A coordenação informou que o caso não reflete a política de trabalho da equipe de Tatuí e que a orientação é resultado de “um ato pessoal de um funcionário”.

“A regra não é bem essa. O auxiliar de enfermagem quis seguir o protocolo à risca, não teve jogo de cintura e originou a queixa”, disse Andreia.

De acordo com ela, um membro da família teria ido até a base para pedir que fosse feito o atestado depois de ter conversado com um médico geriatra. Como a vítima havia falecido, o funcionário teria avaliado que o caso poderia ser encaminhado, primeiro, para a central reguladora de Itapetininga.

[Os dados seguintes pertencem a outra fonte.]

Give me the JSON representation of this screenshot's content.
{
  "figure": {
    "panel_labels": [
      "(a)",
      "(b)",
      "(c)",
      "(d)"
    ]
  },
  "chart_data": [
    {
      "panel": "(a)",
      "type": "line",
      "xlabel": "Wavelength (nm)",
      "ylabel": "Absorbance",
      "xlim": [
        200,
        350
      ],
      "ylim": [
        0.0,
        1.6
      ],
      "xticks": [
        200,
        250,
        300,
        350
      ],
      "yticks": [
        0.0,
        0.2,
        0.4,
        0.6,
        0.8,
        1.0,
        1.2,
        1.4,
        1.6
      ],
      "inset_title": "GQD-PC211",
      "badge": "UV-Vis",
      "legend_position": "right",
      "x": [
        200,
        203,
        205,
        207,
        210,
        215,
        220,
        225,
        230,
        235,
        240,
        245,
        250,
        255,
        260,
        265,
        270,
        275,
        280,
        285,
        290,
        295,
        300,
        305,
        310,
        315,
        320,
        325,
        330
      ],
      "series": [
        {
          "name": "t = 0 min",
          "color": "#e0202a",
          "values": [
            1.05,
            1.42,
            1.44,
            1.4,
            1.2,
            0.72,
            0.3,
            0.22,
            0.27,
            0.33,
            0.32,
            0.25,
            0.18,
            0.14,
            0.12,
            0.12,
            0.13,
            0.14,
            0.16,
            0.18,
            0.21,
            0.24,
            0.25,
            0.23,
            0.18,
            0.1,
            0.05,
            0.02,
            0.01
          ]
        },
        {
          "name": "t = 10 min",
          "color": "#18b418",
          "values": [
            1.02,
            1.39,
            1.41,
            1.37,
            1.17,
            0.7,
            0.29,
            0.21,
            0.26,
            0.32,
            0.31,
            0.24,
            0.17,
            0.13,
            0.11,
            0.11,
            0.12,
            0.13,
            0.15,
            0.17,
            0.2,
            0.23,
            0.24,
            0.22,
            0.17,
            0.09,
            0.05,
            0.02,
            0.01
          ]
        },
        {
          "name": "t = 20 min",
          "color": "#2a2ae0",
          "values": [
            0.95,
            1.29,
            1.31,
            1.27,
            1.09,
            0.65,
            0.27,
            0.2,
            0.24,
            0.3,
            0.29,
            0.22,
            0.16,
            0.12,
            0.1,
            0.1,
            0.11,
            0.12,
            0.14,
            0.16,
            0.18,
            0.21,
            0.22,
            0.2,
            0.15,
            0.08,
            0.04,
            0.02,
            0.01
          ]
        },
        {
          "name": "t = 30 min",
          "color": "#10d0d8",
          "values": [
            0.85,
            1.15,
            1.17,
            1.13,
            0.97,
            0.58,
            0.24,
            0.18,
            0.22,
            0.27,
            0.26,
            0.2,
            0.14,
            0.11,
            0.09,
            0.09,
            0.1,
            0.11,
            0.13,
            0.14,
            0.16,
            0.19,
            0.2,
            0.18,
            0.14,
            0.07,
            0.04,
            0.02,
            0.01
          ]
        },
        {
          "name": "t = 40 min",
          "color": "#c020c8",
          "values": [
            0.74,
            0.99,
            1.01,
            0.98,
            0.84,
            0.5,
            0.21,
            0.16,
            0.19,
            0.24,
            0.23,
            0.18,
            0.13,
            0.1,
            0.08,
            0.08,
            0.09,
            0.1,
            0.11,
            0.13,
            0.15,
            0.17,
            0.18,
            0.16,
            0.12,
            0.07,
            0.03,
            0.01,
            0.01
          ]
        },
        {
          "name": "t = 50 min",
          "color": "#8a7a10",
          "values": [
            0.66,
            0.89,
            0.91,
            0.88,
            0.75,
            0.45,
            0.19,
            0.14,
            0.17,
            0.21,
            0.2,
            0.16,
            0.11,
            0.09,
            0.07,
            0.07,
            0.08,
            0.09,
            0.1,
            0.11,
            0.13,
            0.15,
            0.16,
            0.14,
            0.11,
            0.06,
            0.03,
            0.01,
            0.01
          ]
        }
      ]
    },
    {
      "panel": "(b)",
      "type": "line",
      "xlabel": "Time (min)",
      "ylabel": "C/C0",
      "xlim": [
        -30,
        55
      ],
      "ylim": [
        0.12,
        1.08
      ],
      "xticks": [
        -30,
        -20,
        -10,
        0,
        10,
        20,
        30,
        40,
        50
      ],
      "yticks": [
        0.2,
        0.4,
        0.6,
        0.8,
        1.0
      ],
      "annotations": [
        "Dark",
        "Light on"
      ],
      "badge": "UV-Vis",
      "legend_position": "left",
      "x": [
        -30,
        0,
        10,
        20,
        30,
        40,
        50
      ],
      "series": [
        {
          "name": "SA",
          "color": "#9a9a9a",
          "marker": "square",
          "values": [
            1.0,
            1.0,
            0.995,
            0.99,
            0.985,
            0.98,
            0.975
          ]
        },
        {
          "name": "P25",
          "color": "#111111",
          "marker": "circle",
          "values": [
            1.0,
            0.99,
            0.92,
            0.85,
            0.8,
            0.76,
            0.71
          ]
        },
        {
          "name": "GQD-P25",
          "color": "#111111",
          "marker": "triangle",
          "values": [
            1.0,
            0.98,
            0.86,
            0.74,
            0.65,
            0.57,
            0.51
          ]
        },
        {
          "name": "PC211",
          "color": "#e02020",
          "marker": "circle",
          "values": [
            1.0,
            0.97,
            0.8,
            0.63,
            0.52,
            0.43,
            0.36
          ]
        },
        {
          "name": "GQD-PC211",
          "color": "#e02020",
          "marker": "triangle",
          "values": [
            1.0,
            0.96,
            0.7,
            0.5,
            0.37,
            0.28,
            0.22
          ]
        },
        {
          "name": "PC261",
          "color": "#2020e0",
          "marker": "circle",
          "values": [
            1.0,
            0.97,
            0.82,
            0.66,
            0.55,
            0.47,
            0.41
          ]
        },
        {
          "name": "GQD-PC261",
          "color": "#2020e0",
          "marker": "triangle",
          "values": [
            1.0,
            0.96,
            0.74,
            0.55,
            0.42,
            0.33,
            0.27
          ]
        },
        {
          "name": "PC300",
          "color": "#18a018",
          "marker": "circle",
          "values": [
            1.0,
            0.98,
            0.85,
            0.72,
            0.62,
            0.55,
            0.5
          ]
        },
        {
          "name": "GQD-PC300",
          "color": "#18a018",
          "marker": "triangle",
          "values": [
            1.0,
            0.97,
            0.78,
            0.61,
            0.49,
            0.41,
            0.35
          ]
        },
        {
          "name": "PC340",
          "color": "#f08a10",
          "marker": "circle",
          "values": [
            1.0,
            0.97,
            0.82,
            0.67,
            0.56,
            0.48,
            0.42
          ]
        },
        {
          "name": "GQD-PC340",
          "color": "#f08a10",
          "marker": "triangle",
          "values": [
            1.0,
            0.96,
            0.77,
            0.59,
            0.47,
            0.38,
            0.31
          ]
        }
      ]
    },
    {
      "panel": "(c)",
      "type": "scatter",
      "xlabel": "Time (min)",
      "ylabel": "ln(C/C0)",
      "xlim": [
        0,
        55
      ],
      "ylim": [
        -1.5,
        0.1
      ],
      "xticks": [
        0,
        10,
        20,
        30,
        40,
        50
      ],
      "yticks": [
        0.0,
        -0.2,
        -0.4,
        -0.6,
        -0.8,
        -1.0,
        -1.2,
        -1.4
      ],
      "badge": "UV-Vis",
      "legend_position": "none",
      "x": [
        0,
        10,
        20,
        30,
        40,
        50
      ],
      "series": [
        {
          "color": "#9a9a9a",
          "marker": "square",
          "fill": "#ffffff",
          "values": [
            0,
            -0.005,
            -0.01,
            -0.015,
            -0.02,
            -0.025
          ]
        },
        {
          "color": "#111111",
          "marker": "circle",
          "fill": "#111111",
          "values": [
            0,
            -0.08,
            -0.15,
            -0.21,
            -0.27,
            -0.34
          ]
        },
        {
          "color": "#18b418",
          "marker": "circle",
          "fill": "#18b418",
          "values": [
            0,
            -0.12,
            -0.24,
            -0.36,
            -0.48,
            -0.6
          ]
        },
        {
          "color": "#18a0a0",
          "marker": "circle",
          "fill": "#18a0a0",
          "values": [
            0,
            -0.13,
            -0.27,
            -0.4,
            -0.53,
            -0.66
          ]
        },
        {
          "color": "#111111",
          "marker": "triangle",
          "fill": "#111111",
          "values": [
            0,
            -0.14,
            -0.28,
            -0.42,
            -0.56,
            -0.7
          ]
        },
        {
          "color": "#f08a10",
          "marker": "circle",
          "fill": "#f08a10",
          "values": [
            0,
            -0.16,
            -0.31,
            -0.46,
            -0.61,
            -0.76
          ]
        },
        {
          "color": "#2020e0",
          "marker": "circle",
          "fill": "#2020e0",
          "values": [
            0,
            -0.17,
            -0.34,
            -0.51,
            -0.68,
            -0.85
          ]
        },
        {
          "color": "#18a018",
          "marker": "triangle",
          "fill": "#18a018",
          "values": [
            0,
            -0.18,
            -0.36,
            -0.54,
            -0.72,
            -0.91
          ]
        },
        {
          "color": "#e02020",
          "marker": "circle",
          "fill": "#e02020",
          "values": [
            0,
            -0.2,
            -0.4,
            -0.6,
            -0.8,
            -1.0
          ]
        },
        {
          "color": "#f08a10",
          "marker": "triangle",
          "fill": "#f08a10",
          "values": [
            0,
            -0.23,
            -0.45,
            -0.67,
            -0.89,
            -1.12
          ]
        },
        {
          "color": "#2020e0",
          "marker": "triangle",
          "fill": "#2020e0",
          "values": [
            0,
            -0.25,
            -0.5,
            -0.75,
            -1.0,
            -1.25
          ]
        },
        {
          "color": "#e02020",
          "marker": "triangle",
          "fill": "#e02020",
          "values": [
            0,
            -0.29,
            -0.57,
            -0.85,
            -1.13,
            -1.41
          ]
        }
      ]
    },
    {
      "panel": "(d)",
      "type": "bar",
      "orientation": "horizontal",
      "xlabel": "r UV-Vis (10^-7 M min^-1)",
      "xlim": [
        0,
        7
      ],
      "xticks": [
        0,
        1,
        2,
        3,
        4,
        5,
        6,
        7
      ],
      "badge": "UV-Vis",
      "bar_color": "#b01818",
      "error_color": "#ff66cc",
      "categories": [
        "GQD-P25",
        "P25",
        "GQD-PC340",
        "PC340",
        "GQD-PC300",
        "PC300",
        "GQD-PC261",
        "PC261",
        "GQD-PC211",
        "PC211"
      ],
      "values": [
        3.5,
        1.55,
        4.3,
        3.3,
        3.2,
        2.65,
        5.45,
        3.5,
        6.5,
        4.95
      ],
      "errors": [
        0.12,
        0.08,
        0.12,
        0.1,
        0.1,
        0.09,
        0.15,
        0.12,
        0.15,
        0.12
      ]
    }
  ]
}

Entretanto, a coordenadora informou que a decisão poderia ter sido tomada pela médica que estava de plantão. Até que o caso seja apurado, o funcionário está afastado. O Executivo abriu sindicância para verificar o que será feito.

Por conta do episódio, Andreia afirmou que reforçou, junto à equipe, a recomendação de que, quando houver situação semelhante, os próprios funcionários acionem a central. “Isso sempre aconteceu. Nesse dia, o funcionário achou que não tinha problemas e quis seguir o protocolo”.

A coordenadora disse, também, que toda a equipe da base local está preparada para atender à população que se dirige pessoalmente até a base, no Santa Cruz. De acordo com ela, a orientação é que, caso os funcionários não consigam utilizar o telefone para originar os chamados, façam uso dos rádios.

Dessa forma, Andreia sustentou que a equipe pode prestar atendimento mais rápido aos pacientes. “Enquanto estamos avaliando a situação, podemos ir ocupando a viatura para que o paciente possa ser socorrido de modo eficiente”, concluiu.